Spurred Snapdragon; aka,
Baby Snapdragon, or,
Moroccan Dwarf Toadflax
By her measured breaths: "I like to see," said she,
"The snap-dragon put out his tongue at me."
Some Linaria maroccana grow to twenty inches height or higher, & the usual color is purple, but what grows on our roadside are the hybridized dwarfs marketed variously "Fairy Lights," "Fairy Bouquet," "Dwarf Fairy," or "Fantasy Mix," which come in various bicolors of purple, pink, red, yellow, orange, & white.
These are usually about a foot tall or less. The first May photo above shows a pink linara in the front, with purple & yellow ones in the background. The tiny white flowers are Alyssums.
To be so small, the blooms are quite dramatic in spring. Moderately drought hardy for spring, so long as there are least occasional showers, when the true heat bares down at high summer they may disappear without some slight irrigation, in which case they will rebloom right up to the first sign of winter.
It self-seeds willfully & has proven a little invasive in some areas of California, but has also gotten loose in New England & the Virginias, so potentially they could naturalize in Puget Sound gardens.

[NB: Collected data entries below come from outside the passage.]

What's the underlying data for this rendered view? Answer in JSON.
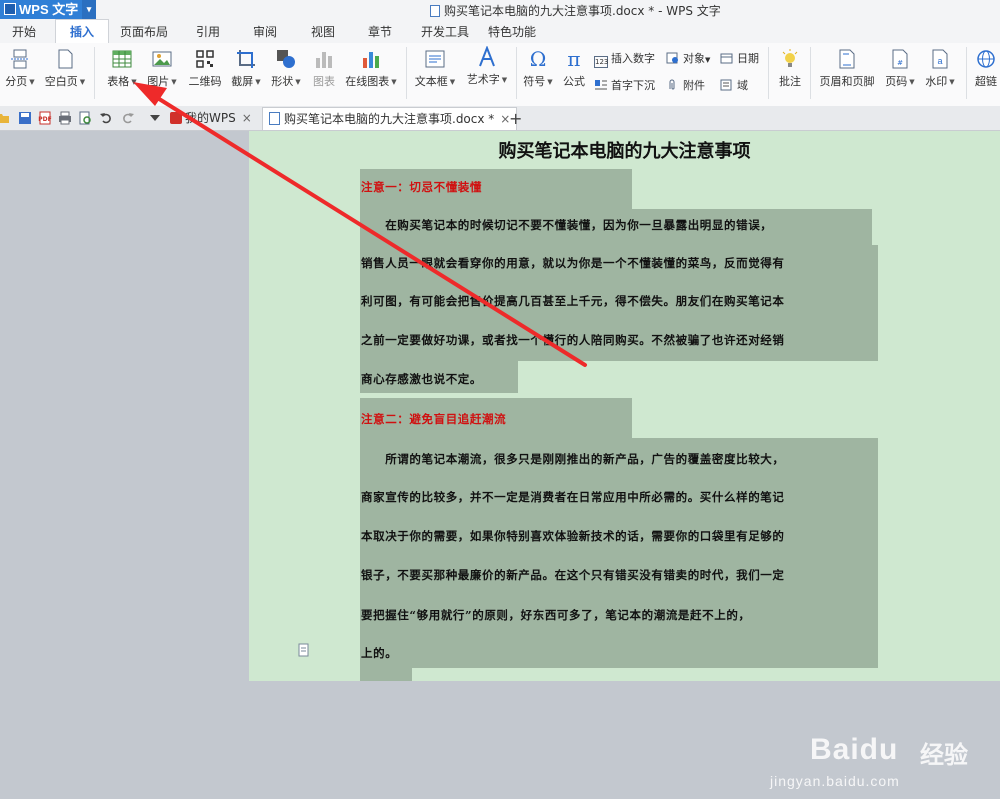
{
  "app": {
    "logo": "WPS 文字",
    "logo_dropdown": "▾",
    "window_title": "购买笔记本电脑的九大注意事项.docx * - WPS 文字"
  },
  "menu": {
    "tabs": [
      "开始",
      "插入",
      "页面布局",
      "引用",
      "审阅",
      "视图",
      "章节",
      "开发工具",
      "特色功能"
    ],
    "active": "插入"
  },
  "ribbon": {
    "page_break": "分页",
    "blank_page": "空白页",
    "table": "表格",
    "picture": "图片",
    "qrcode": "二维码",
    "screenshot": "截屏",
    "shapes": "形状",
    "chart": "图表",
    "online_chart": "在线图表",
    "textbox": "文本框",
    "wordart": "艺术字",
    "symbol": "符号",
    "formula": "公式",
    "insert_number": "插入数字",
    "object": "对象",
    "date": "日期",
    "dropcap": "首字下沉",
    "attachment": "附件",
    "field": "域",
    "comment": "批注",
    "header_footer": "页眉和页脚",
    "page_number": "页码",
    "watermark": "水印",
    "hyperlink": "超链"
  },
  "tabs": {
    "home_tab": "我的WPS",
    "doc_tab": "购买笔记本电脑的九大注意事项.docx *",
    "close": "×",
    "new": "+"
  },
  "document": {
    "title": "购买笔记本电脑的九大注意事项",
    "lines": [
      "注意一：切忌不懂装懂",
      "　　在购买笔记本的时候切记不要不懂装懂，因为你一旦暴露出明显的错误，",
      "销售人员一眼就会看穿你的用意，就以为你是一个不懂装懂的菜鸟，反而觉得有",
      "利可图，有可能会把售价提高几百甚至上千元，得不偿失。朋友们在购买笔记本",
      "之前一定要做好功课，或者找一个懂行的人陪同购买。不然被骗了也许还对经销",
      "商心存感激也说不定。",
      "注意二：避免盲目追赶潮流",
      "　　所谓的笔记本潮流，很多只是刚刚推出的新产品，广告的覆盖密度比较大，",
      "商家宣传的比较多，并不一定是消费者在日常应用中所必需的。买什么样的笔记",
      "本取决于你的需要，如果你特别喜欢体验新技术的话，需要你的口袋里有足够的",
      "银子，不要买那种最廉价的新产品。在这个只有错买没有错卖的时代，我们一定",
      "要把握住“够用就行”的原则，好东西可多了，笔记本的潮流是赶不上的，",
      "上的。"
    ]
  },
  "watermark": {
    "brand": "Baidu",
    "cn": "经验",
    "url": "jingyan.baidu.com"
  },
  "colors": {
    "accent": "#2e6fcf",
    "page_bg": "#cfe8d0",
    "shade": "#9fb5a1",
    "section_title": "#d01010",
    "arrow": "#ee2a2a"
  }
}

But it is by no means the same sort of weedy invader that is its relative "Butter & Eggs" (Linaria vulgaris) & in general Spurred Snapdragon does not like even moderately cold winters. They cannot germinate in spring if average temperatures are no higher than in the fifties.
This hardy annual is good for the butterfly garden, may also attract hummingbirds, & for cuttings in small bouquets. Full sun to light shade suits them, & they enjoy anything from light dry soil to rich moist well draining soil.
Surface sewing is sufficient. Sew them in spring after threat of frost, or in autumn in more southerly climates where there is no threat of winter frosts. Cover them lightly with a sprinkling of humus & tamp the soil sturdy, in the main to keep the seeds from being eaten. The seeds require no special care to provide lively inexpensive fill-in annuals or roadside meadowflowers, though if one does bother to start them in trays more of the seeds will germinate & the spring flowers will be larger. After the first flush of flowers is spent, sheering them by two-thirds to induce rebloom.